In our PoC, we developed a new technique that overcomes this limitation. By abusing the behavior of the Tree-PLRU cache eviction strategy commonly found in modern CPUs, we were able to significantly amplify the cache timing with a single read of secret data. This allowed us to leak data efficiently even with low precision timers. For technical details, see the demonstration at https://leaky.page/plru.html.
While we don’t believe this particular PoC can be re-used for nefarious purposes without significant modifications, it serves as a compelling demonstration of the risks of Spectre. In particular, we hope it provides a clear signal for web application developers that they need to consider this risk in their security evaluations and take active steps to protect their sites.

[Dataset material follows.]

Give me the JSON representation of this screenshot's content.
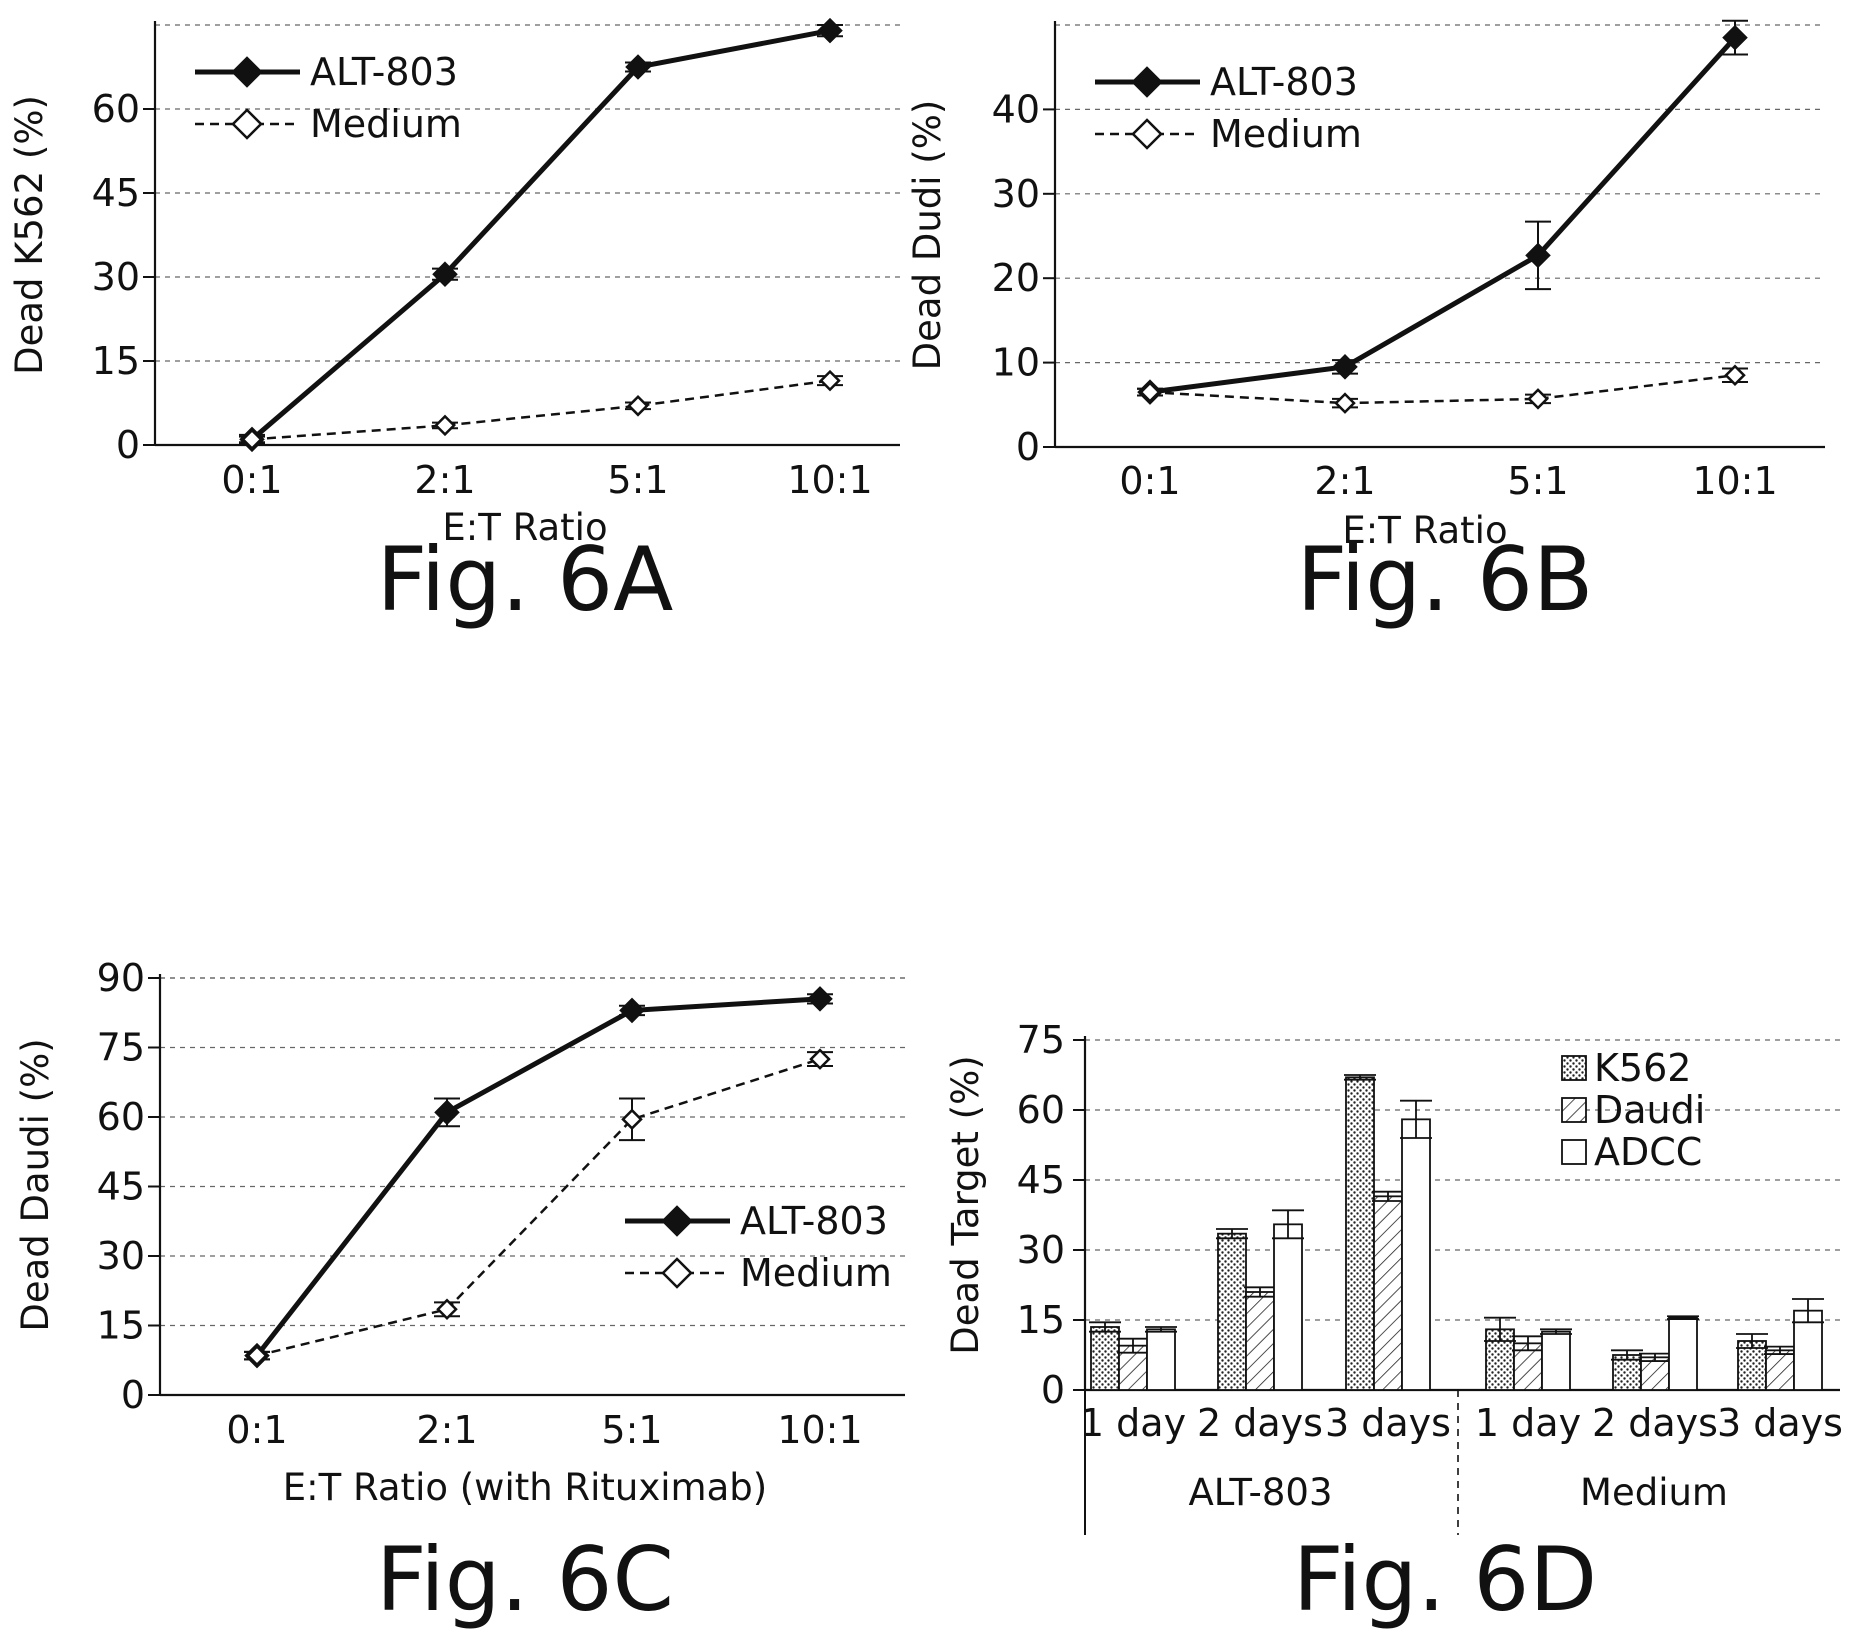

Deploying web defenses against Spectre
The low-level nature of speculative execution vulnerabilities makes them difficult to fix comprehensively, as a proper patch can require changes to the firmware or hardware on the user’s device. While operating system and web browser developers have implemented important built-in protections where possible (including Site Isolation with out-of-process iframes and Cross-Origin Read Blocking in Google Chrome, or Project Fission in Firefox), the design of existing web APIs still makes it possible for data to inadvertently flow into an attacker’s process.

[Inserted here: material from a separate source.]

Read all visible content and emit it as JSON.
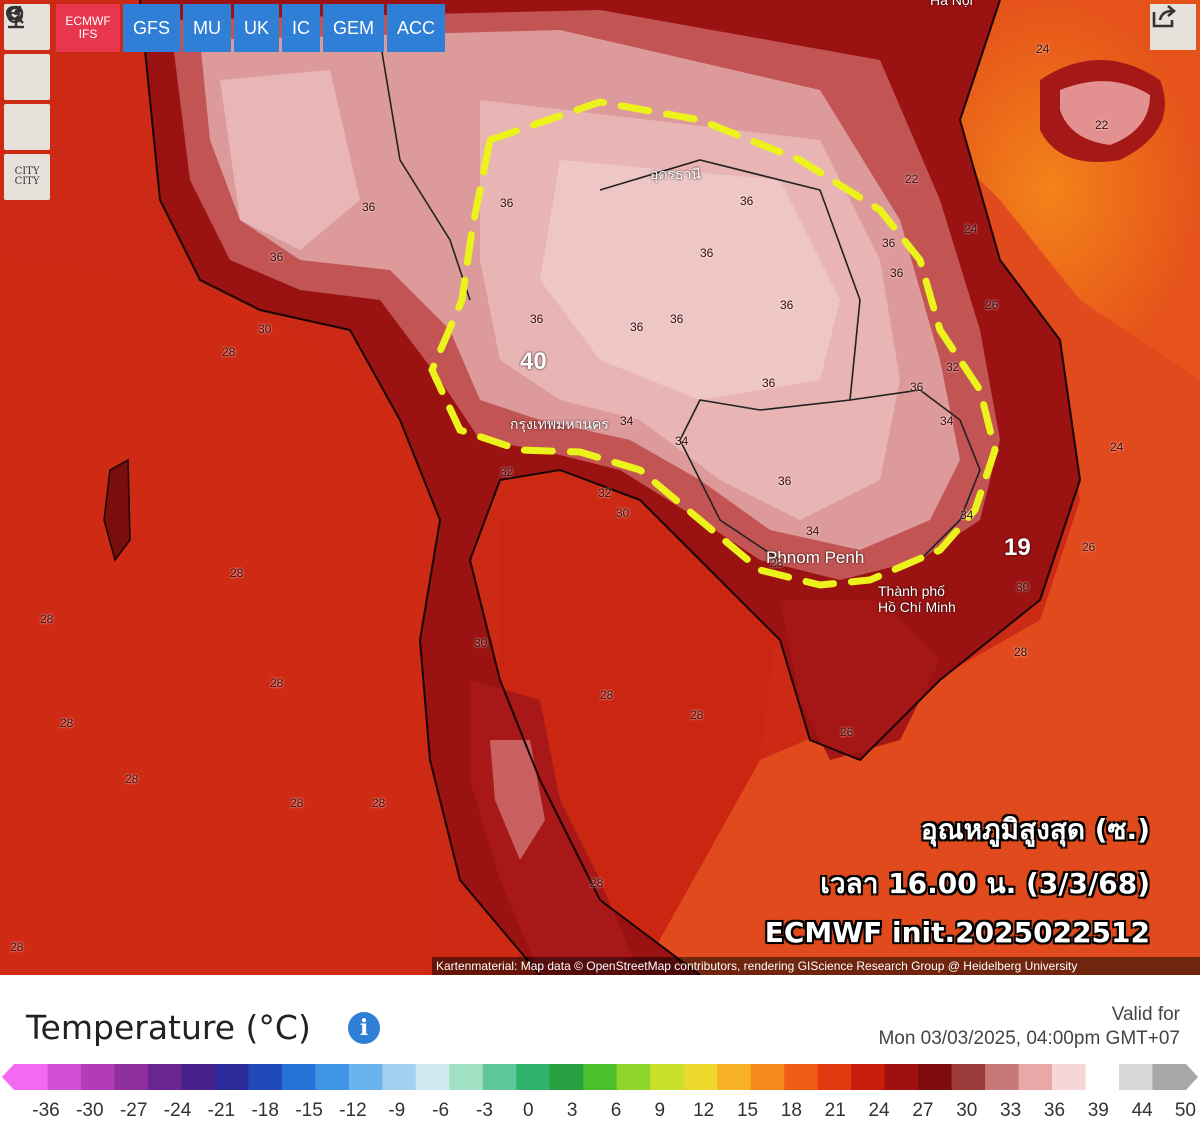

With this in mind, web developers should consider more robustly isolating their sites by using new security mechanisms that actively deny attackers access to cross-origin resources. These protections mitigate Spectre-style hardware attacks and common web-level cross-site leaks, but require developers to assess the threat these vulnerabilities pose to their applications and understand how to deploy them. To assist in that evaluation, Chrome’s web platform security team has published Post-Spectre Web Development and Mitigating Side-Channel Attacks with concrete advice for developers; we strongly recommend following their guidance and enabling the following protections:
Cross-Origin Opener Policy (COOP) lets developers ensure that their application window will not receive unexpected interactions from other websites, allowing the browser to isolate it in its own process. This adds an important process-level protection, particularly in browsers which don’t enable full Site Isolation; see web.dev/coop-coep.
Cross-Origin Embedder Policy (COEP) ensures that any authenticated resources requested by the application have explicitly opted in to being loaded. Today, to guarantee process-level isolation for highly sensitive applications in Chrome or Firefox, applications must enable both COEP and COOP; see web.dev/coop-coep.
In addition to enabling these isolation mechanisms, ensure your application also enables standard protections, such as the X-Frame-Options and X-Content-Type-Options headers, and uses SameSite cookies. Many Google applications have already deployed, or are in the process of deploying these mechanisms, providing a defense against speculative execution bugs in situations where default browser protections are insufficient.
It’s important to note that while all of the mechanisms described in this article are important and powerful security primitives, they don’t guarantee complete protection against Spectre; they require a considered deployment approach which takes behaviors specific to the given application into account. We encourage security engineers and researchers to use and contribute to our Spectre proof-of-concept to review and improve the security posture of their sites.
Tip: To help you protect your website from Spectre, the Google Security Team has created Spectroscope, a prototype Chrome extension that scans your application and finds resources which may require enabling additional defenses. Consider using it to assist with your deployments of web isolation features.